6 Ways to Make FAFSA Completion a Community-Wide Effort
For many students, the ability to enroll in and complete college hinges on financial barriers that can feel outside of a family’s control. The truth is, students who need aid to attend college are often eligible for quite a bit – but to receive it, they must first fill out the FAFSA, which can feel intimidating and confusing – especially to low-income and first-generation college-bound students and their families. This is an urgent equity issue, and my district has made it a major priority to ensure that every student has the support they need to complete the FAFSA.
Boosting FAFSA completion rates requires us to create a culture that inspires hope and lets students know they’re not alone – that there are adults here to help them through the process. It’s a big undertaking, and you can’t do it alone as a school leader, but you can spearhead a community approach.
Here are the ways my district pushes for FAFSA completion with wraparound supports and outreach, taking a full-community approach.
You can also find resources to help you in these efforts via the National College Attainment Network:
Explore NCAN’s FAFSA Resource Library
6 ways our district works to boost FAFSA completion:
1. Train a pool of volunteers to offer one-on-one help with FAFSA completion.
As complex as the FAFSA can feel, the people with whom students engage on a daily basis – staff members, community members or even other students – can assist with a lot, and they refer those with more intricate questions to a higher-level professional, like the school counselor.
Any FAFSA-completion event is going to have a bigger impact with a team of volunteers trained to help people navigate their way through the FAFSA and answer general questions. Invest early in training so you can leverage volunteer support all school year long. Check out resources from NCAN that can support your team with training.
2. Emphasize the amount of money that might be at stake.
Some families don’t even know that the FAFSA exists – or how much support might be available to their students if they fill it out. When we show families the amount of funding that they could be eligible to receive – whether in the form of a loan or a grant – the number tends to catch their attention. When people realize their student might have the opportunity to attend a local college for almost free, they’re more motivated to overcome obstacles to navigating the FAFSA.
3. Carry out awareness campaigns to address myths and fears about the FAFSA.
Even for families that do know about the FAFSA, misinformation can get in the way of completion.
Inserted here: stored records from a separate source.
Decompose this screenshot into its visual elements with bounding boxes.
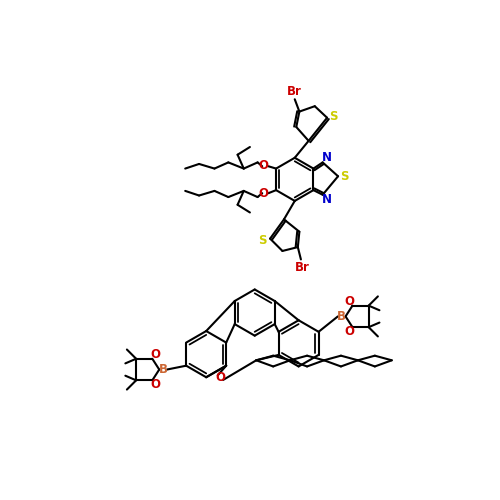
Text: O: O (150, 348, 160, 360)
Text: B: B (158, 363, 168, 376)
Text: N: N (322, 152, 332, 164)
Text: O: O (259, 188, 269, 200)
Text: O: O (344, 326, 354, 338)
Text: B: B (337, 310, 346, 323)
Text: O: O (215, 371, 225, 384)
Text: Br: Br (288, 85, 302, 98)
Text: S: S (258, 234, 266, 246)
Text: O: O (150, 378, 160, 392)
Text: S: S (340, 170, 348, 183)
Text: O: O (344, 294, 354, 308)
Text: N: N (322, 193, 332, 206)
Text: Br: Br (295, 260, 310, 274)
Text: S: S (329, 110, 338, 122)
Text: O: O (259, 159, 269, 172)
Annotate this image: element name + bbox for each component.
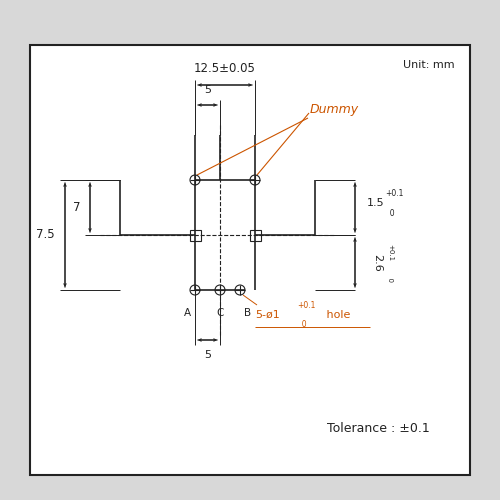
Text: +0.1: +0.1	[387, 244, 393, 261]
Text: Unit: mm: Unit: mm	[404, 60, 455, 70]
Bar	[190, 230, 200, 240]
Text: A: A	[184, 308, 190, 318]
Text: 5: 5	[204, 350, 211, 360]
Text: 0: 0	[387, 273, 393, 282]
Text: 5: 5	[204, 85, 211, 95]
Text: hole: hole	[323, 310, 350, 320]
Text: 7.5: 7.5	[36, 228, 55, 241]
Text: Dummy: Dummy	[310, 104, 359, 117]
Text: 12.5±0.05: 12.5±0.05	[194, 62, 256, 75]
Text: 2.6: 2.6	[372, 254, 382, 272]
Text: 1.5: 1.5	[367, 198, 384, 208]
Bar	[250, 230, 260, 240]
Text: 5-ø1: 5-ø1	[255, 310, 280, 320]
Text: 0: 0	[297, 320, 306, 329]
Text: C: C	[216, 308, 224, 318]
Text: B: B	[244, 308, 252, 318]
Text: 7: 7	[72, 201, 80, 214]
Text: +0.1: +0.1	[385, 188, 404, 198]
Bar	[30, 45, 470, 475]
Text: +0.1: +0.1	[297, 301, 316, 310]
Text: 0: 0	[385, 210, 394, 218]
Text: Tolerance : ±0.1: Tolerance : ±0.1	[327, 422, 430, 435]
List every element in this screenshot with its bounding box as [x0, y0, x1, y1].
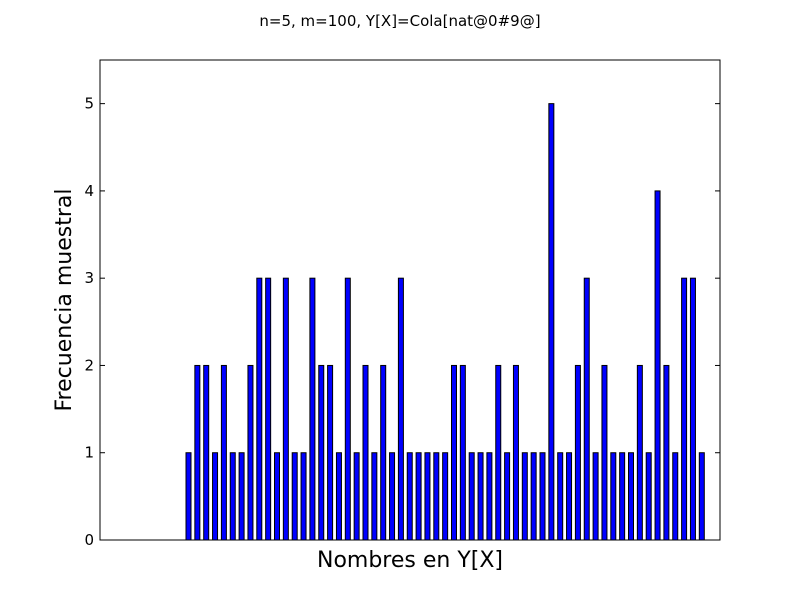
- bar: [220, 364, 227, 541]
- y-tick-label: 5: [84, 95, 94, 113]
- bar: [601, 364, 608, 541]
- bar: [194, 364, 201, 541]
- bar: [672, 452, 679, 541]
- bar: [628, 452, 634, 541]
- y-tick-label: 2: [84, 356, 94, 374]
- bar: [636, 364, 643, 541]
- bar: [318, 364, 325, 541]
- bar: [406, 452, 413, 541]
- bar: [229, 452, 236, 541]
- y-axis-ticks: 0 1 2 3 4 5: [84, 95, 720, 549]
- bar: [592, 452, 599, 541]
- bar: [256, 277, 263, 541]
- bar: [185, 452, 192, 541]
- bar: [424, 452, 431, 541]
- bar: [415, 452, 422, 541]
- bar: [619, 452, 626, 541]
- bar: [371, 452, 378, 541]
- bar: [442, 452, 449, 541]
- bar: [265, 277, 272, 541]
- bars-group: [185, 103, 705, 541]
- bar: [521, 452, 528, 541]
- bar: [566, 452, 573, 541]
- bar: [389, 452, 396, 541]
- bar: [247, 364, 254, 541]
- bar: [344, 277, 351, 541]
- bar: [459, 364, 466, 541]
- bar: [663, 364, 670, 541]
- bar: [681, 277, 688, 541]
- y-axis-label: Frecuencia muestral: [52, 189, 77, 412]
- bar: [353, 452, 360, 541]
- bar: [698, 452, 705, 541]
- y-tick-label: 3: [84, 269, 94, 287]
- bar: [574, 364, 581, 541]
- bar: [451, 364, 457, 541]
- bar: [274, 452, 280, 541]
- bar: [645, 452, 652, 541]
- bar: [512, 364, 519, 541]
- bar: [504, 452, 511, 541]
- y-tick-label: 0: [84, 531, 94, 549]
- bar: [495, 364, 502, 541]
- bar: [689, 277, 696, 541]
- bar: [433, 452, 440, 541]
- bar: [468, 452, 475, 541]
- y-tick-label: 4: [84, 182, 94, 200]
- bar: [282, 277, 289, 541]
- bar: [327, 364, 334, 541]
- bar: [557, 452, 564, 541]
- bar: [610, 452, 617, 541]
- bar: [380, 364, 387, 541]
- bar: [654, 190, 661, 541]
- bar: [335, 452, 342, 541]
- bar: [530, 452, 537, 541]
- bar: [583, 277, 590, 541]
- bar: [309, 277, 316, 541]
- y-tick-label: 1: [84, 444, 94, 462]
- x-axis-label: Nombres en Y[X]: [317, 548, 503, 573]
- bar: [212, 452, 219, 541]
- chart-title: n=5, m=100, Y[X]=Cola[nat@0#9@]: [259, 12, 540, 30]
- bar: [362, 364, 369, 541]
- plot-area-frame: [99, 59, 721, 541]
- bar: [539, 452, 546, 541]
- bar: [548, 103, 555, 541]
- bar: [397, 277, 404, 541]
- bar: [486, 452, 493, 541]
- bar: [291, 452, 298, 541]
- bar: [203, 364, 210, 541]
- bar: [300, 452, 307, 541]
- bar: [477, 452, 484, 541]
- bar: [238, 452, 245, 541]
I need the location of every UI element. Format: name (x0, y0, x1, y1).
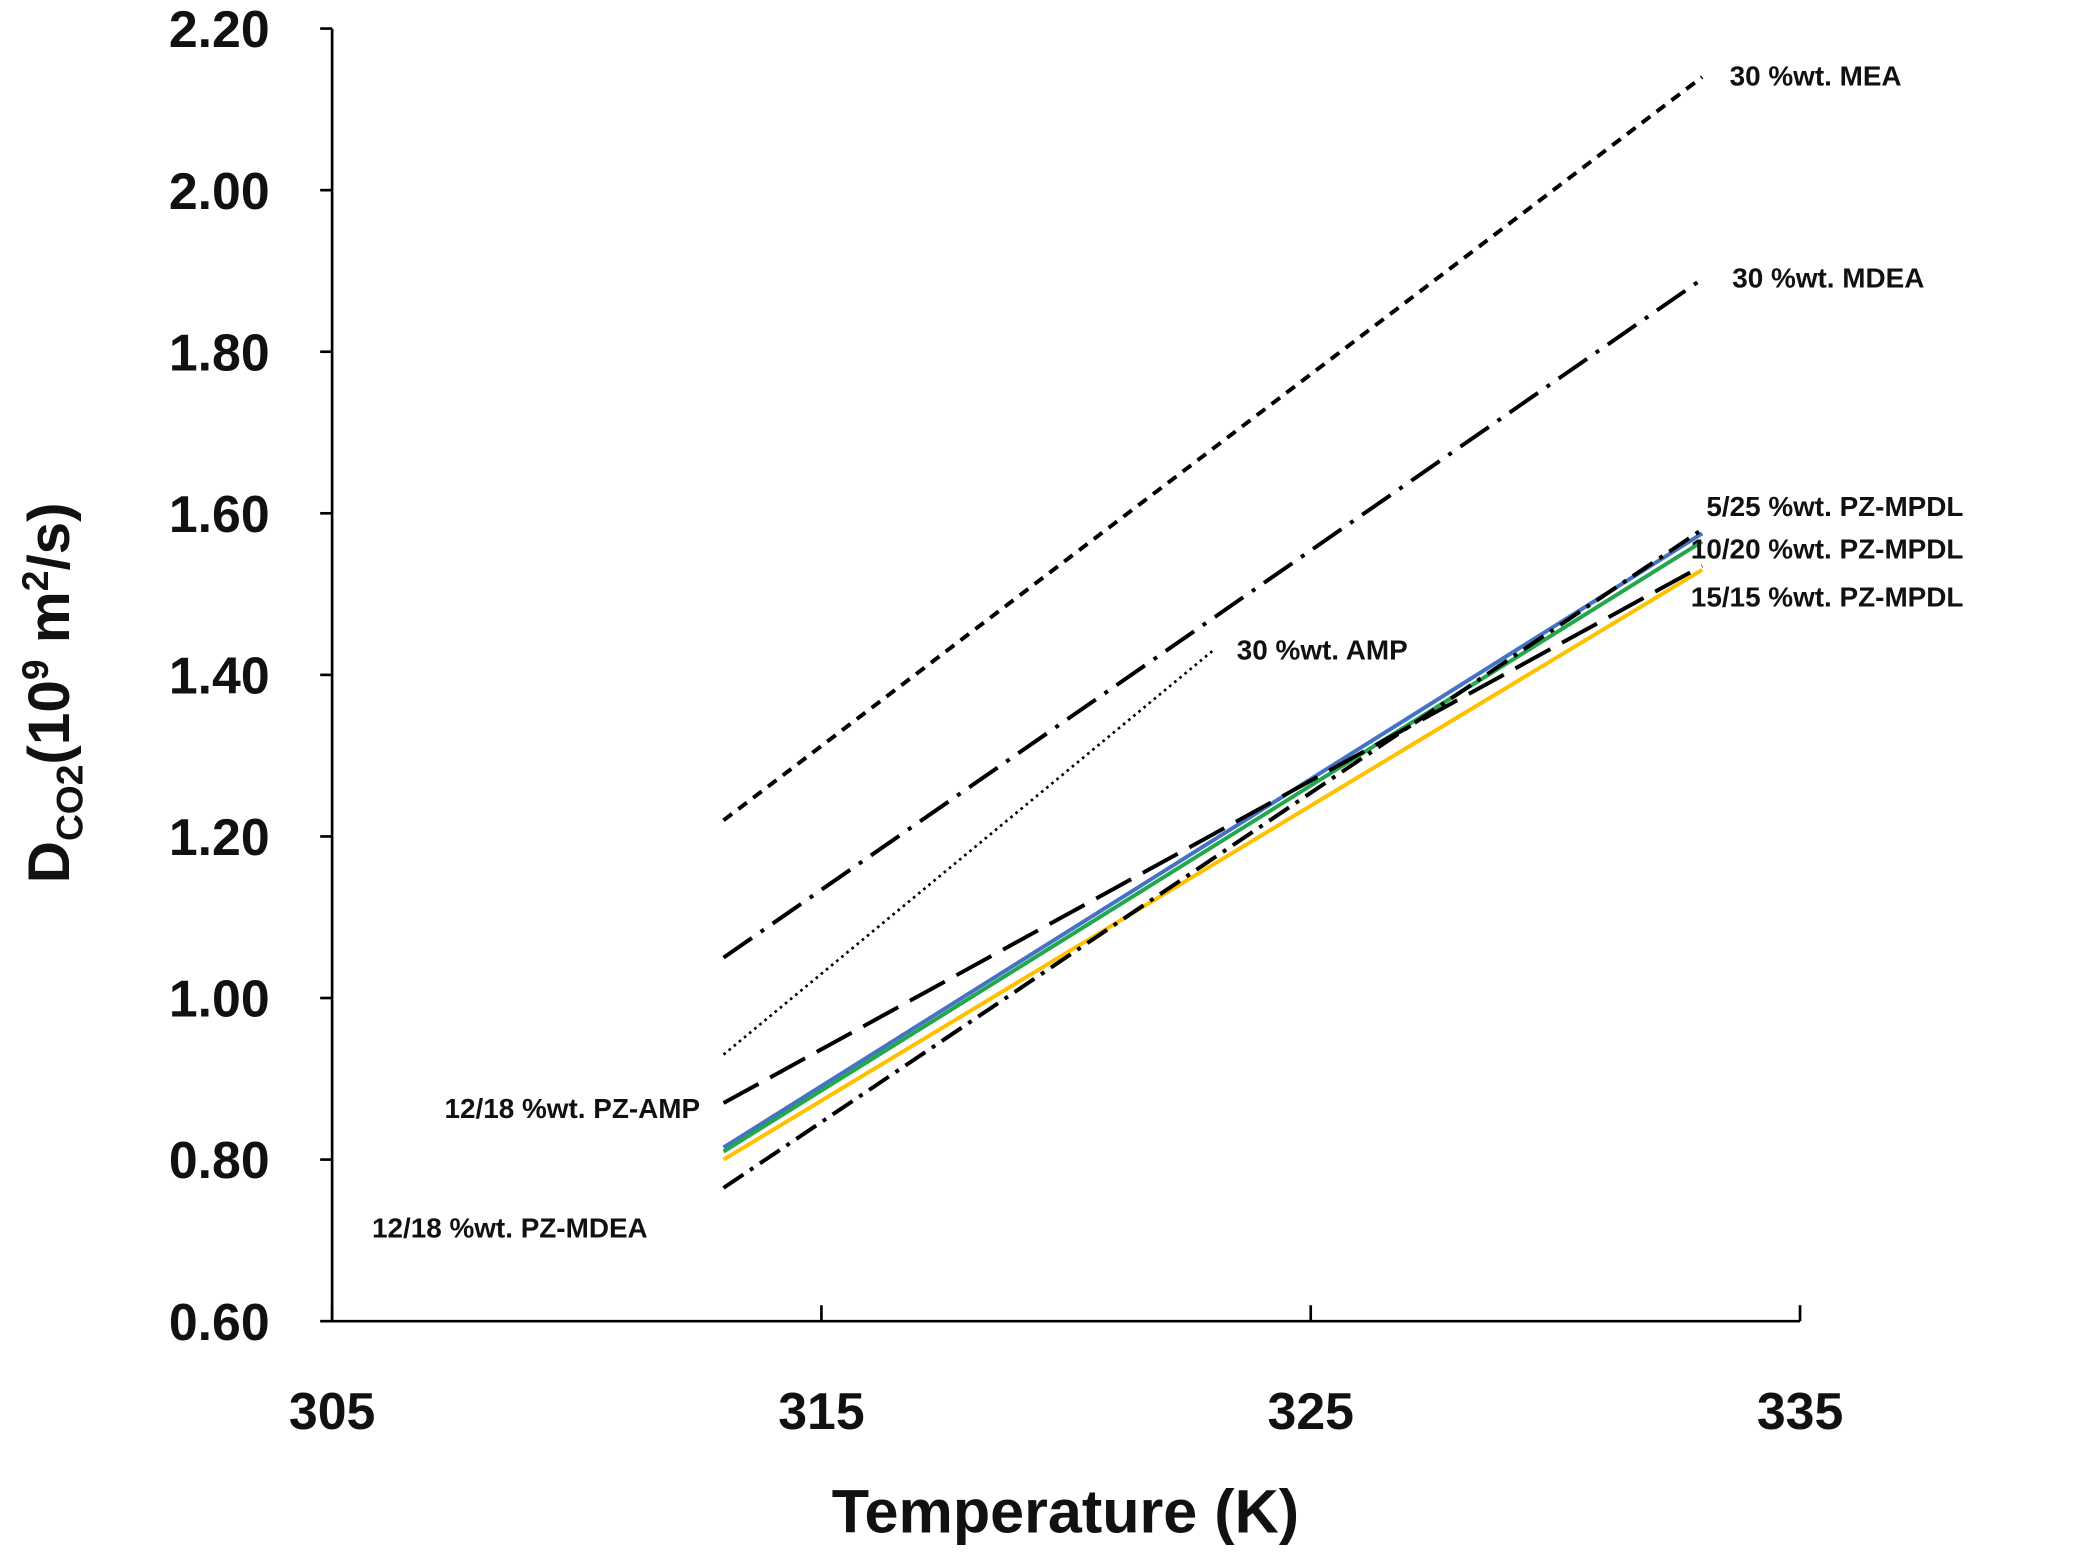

Families might worry about exposing their immigration status or financial situations that aren’t sorted out the way they’d like, making the FAFSA feel intimidating – and even risky.
Get the word out, through conversations, letters and social media campaigns, that the information shared in the FAFSA won’t be flagged by the IRS or immigration authorities.
Enlist as many staff members, community partners, parents and students as you can to spread the message that the FAFSA is only used to determine how much money students can afford to pay for college and, therefore, the aid they’re entitled to. Check out NCAN’s tips for communication around the FAFSA.
4. Engage community partners.
When the same messages reach families through multiple channels, they’re likely to engage more. Partner with community organizations around FAFSA completion: local college access networks, Boys and Girls Clubs, PTAs – anyone who is available to support your students. Partners can become trained to assist students, spread information, make computer labs available for FAFSA completion and just serve as additional touchpoints. Explore NCAN resources on engaging partners.
5. Lean on student groups and peer mentors.
When you look around a high school campus, most of the people there are students. How can you draw them into such an important effort? In my district, peer mentoring has transformed postsecondary advising in many ways, and one is in spreading the word about FAFSA. The student “cadets” have a social media division, where they use Instagram and other platforms to get students’ attention and share information.
6. Go where the families go – until you reach everyone.
We try to get as innovative as we can to reach every family. If they don’t come to us, we’re going to them. We are also working on some text-messaging capabilities, and we’re finding our way into their world.
We partnered with a TRiO program that has a mobile unit on buses. We roll the buses into students’ communities, open up shop and go knocking on doors to say, “Hey, come now to the Walmart, or the church parking lot, or just the sidewalk in your neighborhood.” They come onto the bus, and we help them fill out their FAFSA or college application right there.
We go on the radio. We go to community events. We translate everything into Spanish, Portuguese and Haitian Creole, and we hire interpreters for our events. We try to exhaust every opportunity we can, and reach out until we reach everyone.